Would that man be alive today if the affidavit had admitted that no officer
actually observed the informant at 3738 High St.? Would a judge still have
issued a no-knock warrant for that address? We don't know, but the point is
that the standard for a no-knock raid is supposed to be rigorous, involving
the next-best thing to absolute certainty on the part of police. Yet police
in this case adopted a casual attitude toward the evidence and then
concealed the resulting uncertainty from a judge.

What does Zavaras mean when he says a three-month suspension for Bini is
enough because the department "has to step up and accept its share of what
happened"? Is he suggesting it was the norm for officers to sign statements
presented to a judge that they knew to be a stretch of the truth?

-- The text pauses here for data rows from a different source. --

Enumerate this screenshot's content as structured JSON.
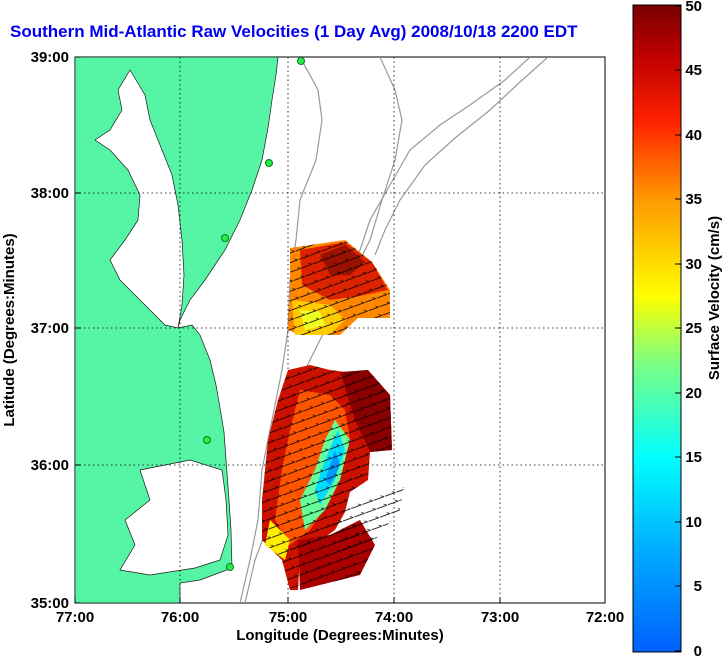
{
  "title": "Southern Mid-Atlantic Raw Velocities (1 Day Avg) 2008/10/18 2200 EDT",
  "map": {
    "xlabel": "Longitude (Degrees:Minutes)",
    "ylabel": "Latitude (Degrees:Minutes)",
    "x_ticks": [
      "77:00",
      "76:00",
      "75:00",
      "74:00",
      "73:00",
      "72:00"
    ],
    "y_ticks": [
      "39:00",
      "38:00",
      "37:00",
      "36:00",
      "35:00"
    ],
    "land_color": "#55f5a5",
    "grid": "dotted"
  },
  "colorbar": {
    "label": "Surface Velocity (cm/s)",
    "ticks": [
      "50",
      "45",
      "40",
      "35",
      "30",
      "25",
      "20",
      "15",
      "10",
      "5",
      "0"
    ],
    "range": [
      0,
      50
    ],
    "colormap": "jet"
  }
}
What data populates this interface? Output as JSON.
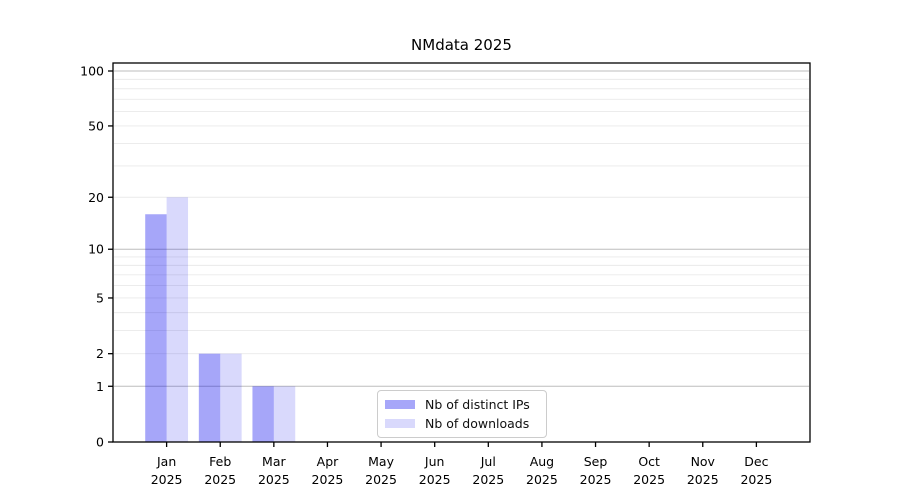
{
  "chart_data": {
    "type": "bar",
    "title": "NMdata 2025",
    "categories": [
      "Jan",
      "Feb",
      "Mar",
      "Apr",
      "May",
      "Jun",
      "Jul",
      "Aug",
      "Sep",
      "Oct",
      "Nov",
      "Dec"
    ],
    "x_tick_second_line": "2025",
    "series": [
      {
        "name": "Nb of distinct IPs",
        "color": "rgba(0,0,238,0.35)",
        "values": [
          16,
          2,
          1,
          0,
          0,
          0,
          0,
          0,
          0,
          0,
          0,
          0
        ]
      },
      {
        "name": "Nb of downloads",
        "color": "rgba(0,0,238,0.15)",
        "values": [
          20,
          2,
          1,
          0,
          0,
          0,
          0,
          0,
          0,
          0,
          0,
          0
        ]
      }
    ],
    "yscale": "log10(1+y)",
    "ylabel": "",
    "xlabel": "",
    "ylim": [
      0,
      110
    ],
    "y_ticks": [
      0,
      1,
      2,
      5,
      10,
      20,
      50,
      100
    ],
    "major_gridlines": [
      1,
      10,
      100
    ],
    "minor_gridlines": [
      2,
      3,
      4,
      5,
      6,
      7,
      8,
      9,
      20,
      30,
      40,
      50,
      60,
      70,
      80,
      90
    ],
    "grid": true,
    "legend_position": "inside-bottom-center"
  },
  "colors": {
    "bar_distinct_ips_rendered": "#a9a9f2",
    "bar_downloads_rendered": "#dbdbf9",
    "major_grid": "#bdbdbd",
    "minor_grid": "#eaeaea",
    "axis": "#000000",
    "text": "#000000",
    "legend_border": "#cccccc",
    "background": "#ffffff"
  }
}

Actually, Zavaras went beyond saying the punishment is fair. He said it is
severe -- "way off the charts for similar situations." If so, the charts
need revision. In the civilian world, false testimony that resulted in an
innocent man's death is the sort of thing that could land the culprit in
prison.

Of course, neither Zavaras nor Chief Gerald Whitman bear responsibility for
the lax no-knock standards of the past, and they are to be commended for
tightening up procedures for such raids. We just hope Bini's punishment
isn't a sign of the sort of discipline to come in future cases.

One more thing: Ever since the shooting of Ismael Mena, Denver officials
have occasionally resorted to blaming the victim for his own death. We
thought this line of argument had been shelved, but John Wyckoff of the
Denver Police Protective Association revived it again this week.

"This is a tragedy for the Mena family and the police department," Wyckoff
said, "but Mr. Mena would still be alive today if he didn't have a gun and
if he had not fired it."

Thanks for reminding us why the public should be relieved that Denver
police reduced their number of no-knock raids from 129 in 1999 to 42 in
2000. If Wyckoff's view is at all common in the force, perhaps the only
safe number of no-knock raids is zero.